IPv6 zones in URLs are a mistake
xeiaso.net141 points by xena a day ago
141 points by xena a day ago
It gets worse than that.
The Python `ipaddress` library has an `ip_address` address that returns either an IPv4Address or IPv6Address if the passed string is a valid IPv4 or IPv6 address, or throws a ValueError if the address is invalid.
I've seen code that uses that function to determine if a user-supplied string is a valid IP before passing it to a command line. At first glance, that seems fine, but some shell metacharacters are valid in the IPv6 zone ID.
`fe80::1%a;whoami>${PATH:0:1}tmp${PATH:0:1}pwned` is a valid IPv6 IP, and if you did `ping fe80::1%a;whoami>${PATH:0:1}tmp${PATH:0:1}pwned`, you'd have the output of `whoami` written to /tmp/pwned.

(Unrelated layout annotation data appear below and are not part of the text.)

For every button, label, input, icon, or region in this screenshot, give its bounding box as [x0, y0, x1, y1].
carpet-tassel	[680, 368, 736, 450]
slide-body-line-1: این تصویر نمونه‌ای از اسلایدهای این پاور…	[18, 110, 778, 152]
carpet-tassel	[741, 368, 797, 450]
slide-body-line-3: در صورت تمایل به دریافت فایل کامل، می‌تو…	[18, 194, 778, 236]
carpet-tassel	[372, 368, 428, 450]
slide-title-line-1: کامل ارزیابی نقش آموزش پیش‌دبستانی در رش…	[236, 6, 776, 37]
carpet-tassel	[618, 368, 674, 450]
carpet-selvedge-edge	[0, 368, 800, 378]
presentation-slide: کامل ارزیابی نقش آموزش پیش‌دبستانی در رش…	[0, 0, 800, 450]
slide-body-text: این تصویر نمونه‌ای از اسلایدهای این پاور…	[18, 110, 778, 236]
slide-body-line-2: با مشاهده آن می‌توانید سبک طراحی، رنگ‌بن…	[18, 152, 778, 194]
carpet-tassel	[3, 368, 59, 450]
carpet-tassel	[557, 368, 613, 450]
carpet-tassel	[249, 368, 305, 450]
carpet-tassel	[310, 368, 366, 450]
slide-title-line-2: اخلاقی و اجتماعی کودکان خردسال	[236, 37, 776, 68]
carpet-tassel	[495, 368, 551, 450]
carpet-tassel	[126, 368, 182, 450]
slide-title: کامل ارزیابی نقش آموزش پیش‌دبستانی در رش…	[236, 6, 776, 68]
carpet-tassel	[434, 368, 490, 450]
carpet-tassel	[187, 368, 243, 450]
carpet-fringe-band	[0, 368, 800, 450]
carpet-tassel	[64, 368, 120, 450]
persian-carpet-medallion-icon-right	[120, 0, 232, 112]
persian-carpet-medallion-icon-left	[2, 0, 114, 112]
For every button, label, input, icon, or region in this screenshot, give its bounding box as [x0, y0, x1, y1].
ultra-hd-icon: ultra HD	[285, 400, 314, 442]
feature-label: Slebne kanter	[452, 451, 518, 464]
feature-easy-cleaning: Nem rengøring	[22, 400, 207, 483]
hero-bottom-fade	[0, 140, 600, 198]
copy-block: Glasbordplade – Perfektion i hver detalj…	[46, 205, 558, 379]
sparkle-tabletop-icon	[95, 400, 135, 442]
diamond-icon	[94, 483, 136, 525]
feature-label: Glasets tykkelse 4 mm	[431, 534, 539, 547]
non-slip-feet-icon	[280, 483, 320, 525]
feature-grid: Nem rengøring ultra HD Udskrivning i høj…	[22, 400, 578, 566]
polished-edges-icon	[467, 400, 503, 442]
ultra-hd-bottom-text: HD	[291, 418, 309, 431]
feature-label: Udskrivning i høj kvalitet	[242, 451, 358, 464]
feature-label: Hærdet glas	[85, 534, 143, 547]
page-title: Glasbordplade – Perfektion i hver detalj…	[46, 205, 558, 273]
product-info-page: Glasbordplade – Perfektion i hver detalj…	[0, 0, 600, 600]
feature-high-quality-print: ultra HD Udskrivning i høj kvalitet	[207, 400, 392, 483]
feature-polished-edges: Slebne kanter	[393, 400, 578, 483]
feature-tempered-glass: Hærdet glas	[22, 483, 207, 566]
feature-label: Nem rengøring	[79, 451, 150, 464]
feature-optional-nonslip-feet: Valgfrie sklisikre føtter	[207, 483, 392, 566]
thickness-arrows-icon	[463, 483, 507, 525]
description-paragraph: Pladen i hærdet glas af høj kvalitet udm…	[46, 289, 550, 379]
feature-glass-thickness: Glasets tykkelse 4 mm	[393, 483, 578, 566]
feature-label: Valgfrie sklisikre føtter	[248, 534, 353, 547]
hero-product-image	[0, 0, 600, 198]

Obviously, people shouldn't writing code that puts user input into a shell call without the proper method of execution (ie, shell=False when using subprocess.Popen), but people often think "I validated it, it's fine" and then get popped because their validation wasn't as good as they thought it was.
EDIT: In case it isn't clear, `${PATH:0:1}` is necessary in the attack payload because a `/` is invalid in a zone ID. `${PATH:0:1}` is a tricky way to get a `/` character by just grabbing the first character of your PATH environment variable.
> `fe80::1%a;whoami>${PATH:0:1}tmp${PATH:0:1}pwned` is a valid IPv6 IP, and if you did `ping fe80::1%a;whoami>${PATH:0:1}tmp${PATH:0:1}pwned`, you'd have the output of `whoami` written to /tmp/pwned.
Is this really a Python problem? `subprocess.run` for example defaults to `shell=False` so you have to set `shell=True`, and on top of that be building up argv?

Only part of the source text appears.